S Clark biophp-dev@bioinformatics.org
Wed, 2 Jul 2003 19:53:16 -0600


Okay, I've just gotten done committing some updates to CVS - both at 
sourceforge (where the web interface to see things is still un-updated, but
the files are there in the "real" CVS) and at bioinformatics.org.

One of these updates is that seqIOimport now attempts to guess the filetype
based on the filename...or conceivably an URL
 ("ftp://somebioinformaticsdataserver.net/pub/genbankdata/somedata.gb" will
now assume the data needs to be sent to the genbank parser without having
to open and read the file to detect the type, then reconnect to download
it...).

(If the filetype doesn't suggest an obvious type, it still goes on with the
file-content-based detection as before).

In addition to making it possible to autodetect some data without necessarily
having to open a network connection twice when the file's on FTP or HTTP, it
also opens up the possibility of collecting some of the less obvious imports 
and exports into the same interface as the "obvious" ones.

some possible examples (making these up off the top of my head):

efetch://www.ncbi.nlm.nih.gov/?db=nucleotide&id=24653663,1234567

biosql://biosql-user:biosql-pass@localhost:3306/?table=bioentry&biodatabase_id=1234&name=some%20sequence&accession=654321

using a scheme sort of like this, it ought to make it easy and relatively
intuitive to incorporate quite a lot of different types of data sources into
import and export transparently for people using the code.
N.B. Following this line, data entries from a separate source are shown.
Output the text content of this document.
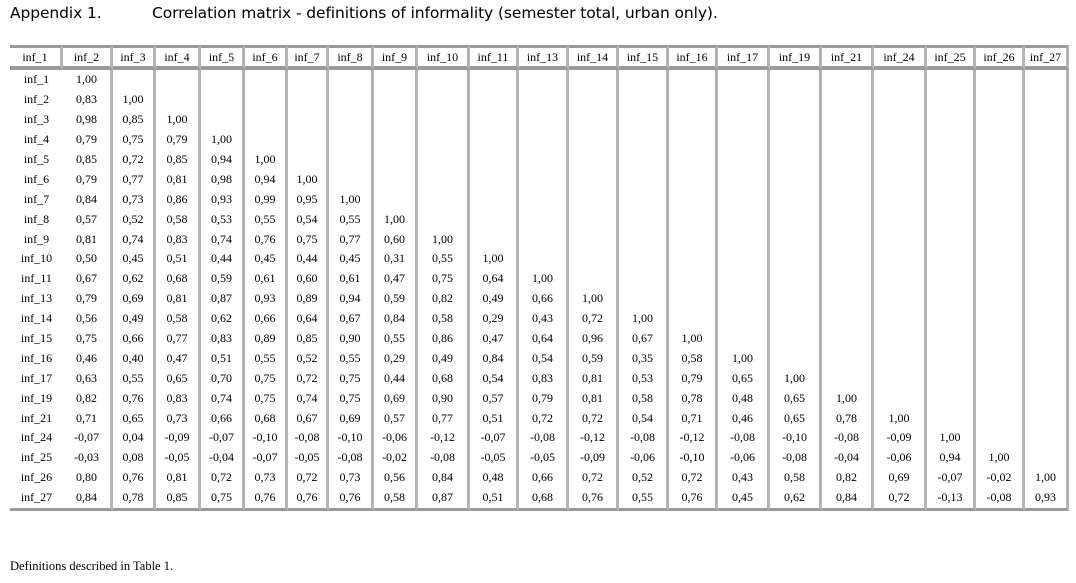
Appendix 1.	Correlation matrix - definitions of informality (semester total, urban only).
inf_1	inf_2	inf_3	inf_4	inf_5	inf_6	inf_7	inf_8	inf_9	inf_10	inf_11	inf_13	inf_14	inf_15	inf_16	inf_17	inf_19	inf_21	inf_24	inf_25	inf_26	inf_27
inf_1	1,00																				
inf_2	0,83	1,00																			
inf_3	0,98	0,85	1,00																		
inf_4	0,79	0,75	0,79	1,00																	
inf_5	0,85	0,72	0,85	0,94	1,00																
inf_6	0,79	0,77	0,81	0,98	0,94	1,00															
inf_7	0,84	0,73	0,86	0,93	0,99	0,95	1,00														
inf_8	0,57	0,52	0,58	0,53	0,55	0,54	0,55	1,00													
inf_9	0,81	0,74	0,83	0,74	0,76	0,75	0,77	0,60	1,00												
inf_10	0,50	0,45	0,51	0,44	0,45	0,44	0,45	0,31	0,55	1,00											
inf_11	0,67	0,62	0,68	0,59	0,61	0,60	0,61	0,47	0,75	0,64	1,00										
inf_13	0,79	0,69	0,81	0,87	0,93	0,89	0,94	0,59	0,82	0,49	0,66	1,00									
inf_14	0,56	0,49	0,58	0,62	0,66	0,64	0,67	0,84	0,58	0,29	0,43	0,72	1,00								
inf_15	0,75	0,66	0,77	0,83	0,89	0,85	0,90	0,55	0,86	0,47	0,64	0,96	0,67	1,00							
inf_16	0,46	0,40	0,47	0,51	0,55	0,52	0,55	0,29	0,49	0,84	0,54	0,59	0,35	0,58	1,00						
inf_17	0,63	0,55	0,65	0,70	0,75	0,72	0,75	0,44	0,68	0,54	0,83	0,81	0,53	0,79	0,65	1,00					
inf_19	0,82	0,76	0,83	0,74	0,75	0,74	0,75	0,69	0,90	0,57	0,79	0,81	0,58	0,78	0,48	0,65	1,00				
inf_21	0,71	0,65	0,73	0,66	0,68	0,67	0,69	0,57	0,77	0,51	0,72	0,72	0,54	0,71	0,46	0,65	0,78	1,00			
inf_24	-0,07	0,04	-0,09	-0,07	-0,10	-0,08	-0,10	-0,06	-0,12	-0,07	-0,08	-0,12	-0,08	-0,12	-0,08	-0,10	-0,08	-0,09	1,00		
inf_25	-0,03	0,08	-0,05	-0,04	-0,07	-0,05	-0,08	-0,02	-0,08	-0,05	-0,05	-0,09	-0,06	-0,10	-0,06	-0,08	-0,04	-0,06	0,94	1,00	
inf_26	0,80	0,76	0,81	0,72	0,73	0,72	0,73	0,56	0,84	0,48	0,66	0,72	0,52	0,72	0,43	0,58	0,82	0,69	-0,07	-0,02	1,00
inf_27	0,84	0,78	0,85	0,75	0,76	0,76	0,76	0,58	0,87	0,51	0,68	0,76	0,55	0,76	0,45	0,62	0,84	0,72	-0,13	-0,08	0,93
Definitions described in Table 1.
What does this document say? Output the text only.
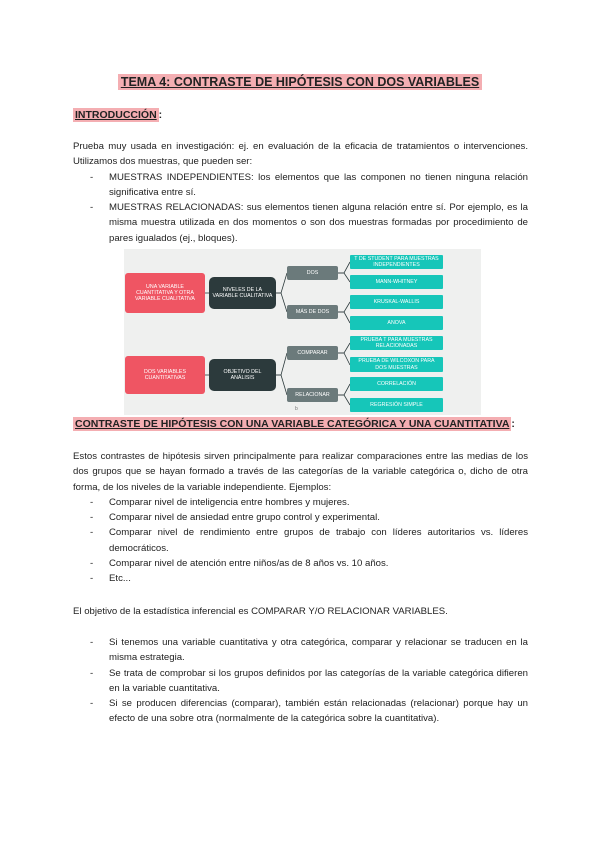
TEMA 4: CONTRASTE DE HIPÓTESIS CON DOS VARIABLES
INTRODUCCIÓN :
Prueba muy usada en investigación: ej. en evaluación de la eficacia de tratamientos o intervenciones. Utilizamos dos muestras, que pueden ser:
- MUESTRAS INDEPENDIENTES: los elementos que las componen no tienen ninguna relación significativa entre sí.
- MUESTRAS RELACIONADAS: sus elementos tienen alguna relación entre sí. Por ejemplo, es la misma muestra utilizada en dos momentos o son dos muestras formadas por procedimiento de pares igualados (ej., bloques).
UNA VARIABLE CUANTITATIVA Y OTRA VARIABLE CUALITATIVA
DOS VARIABLES CUANTITATIVAS
NIVELES DE LA VARIABLE CUALITATIVA
OBJETIVO DEL ANÁLISIS
DOS
MÁS DE DOS
COMPARAR
RELACIONAR
T DE STUDENT PARA MUESTRAS INDEPENDIENTES
MANN-WHITNEY
KRUSKAL-WALLIS
ANOVA
PRUEBA T PARA MUESTRAS RELACIONADAS
PRUEBA DE WILCOXON PARA DOS MUESTRAS
CORRELACIÓN
REGRESIÓN SIMPLE
b
CONTRASTE DE HIPÓTESIS CON UNA VARIABLE CATEGÓRICA Y UNA CUANTITATIVA :
Estos contrastes de hipótesis sirven principalmente para realizar comparaciones entre las medias de los dos grupos que se hayan formado a través de las categorías de la variable categórica o, dicho de otra forma, de los niveles de la variable independiente. Ejemplos:
- Comparar nivel de inteligencia entre hombres y mujeres.
- Comparar nivel de ansiedad entre grupo control y experimental.
- Comparar nivel de rendimiento entre grupos de trabajo con líderes autoritarios vs. líderes democráticos.
- Comparar nivel de atención entre niños/as de 8 años vs. 10 años.
- Etc...
El objetivo de la estadística inferencial es COMPARAR Y/O RELACIONAR VARIABLES.
- Si tenemos una variable cuantitativa y otra categórica, comparar y relacionar se traducen en la misma estrategia.
- Se trata de comprobar si los grupos definidos por las categorías de la variable categórica difieren en la variable cuantitativa.
- Si se producen diferencias (comparar), también están relacionadas (relacionar) porque hay un efecto de una sobre otra (normalmente de la categórica sobre la cuantitativa).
One might then, for example, import:

n_blast://www.ncbi.nlm.nih.gov/?descriptions=10&query=AGCTTCGAAACCTTGG&database=nr&program=blastn

to import the (up to) 10 best matches in NCBI's non-redundant database as
determined by their online blastn search, then export those 11 to

ftp://some_server/pub/data_for_phylogenetic_analysis/somequery.phy

Looking for comments and suggestions...my basic idea (currently based on a 
very cursory glance at RFC 1738 [ http://www.w3.org/Addressing/rfc1738.txt ])
is that the URL's would all be constructed something like:
(interface)://(user)@(host):(port)/(filename)?(parameters)

"file:/" would be understood - if that part isn't included it just means
a local file.

"parameters" could be used to set optional parameters in regular files where
applicable (e.g. phylip-format files with fastDNAml options).

"host" and "filename" would sometimes have a default (as in the case of the
web interface to NCBI's blast server)

Some possible "interfaces" in addition to the obvious http and ftp:

efetch: - for EFetch of sequences
n_blast: - sequences from blast search via ncbi web interface
l_blast: - sequences from blast search via frontend to local blast executable
biosql: - once we've got an interface to the BioSQL schema written
clustal: - sequences returned from a run of clustalw through a frontend
file: - "default" interface for local files (really would only need to be
specified if you actually wanted a file NAMED "http://something.txt" or
something similarly confusing...)

Thoughts?  If anyone besides me thinks this might be useful, and we can come
up with a 'standard' way of constructing the URL's, it might make using BioPHP
even more intuitive and easy.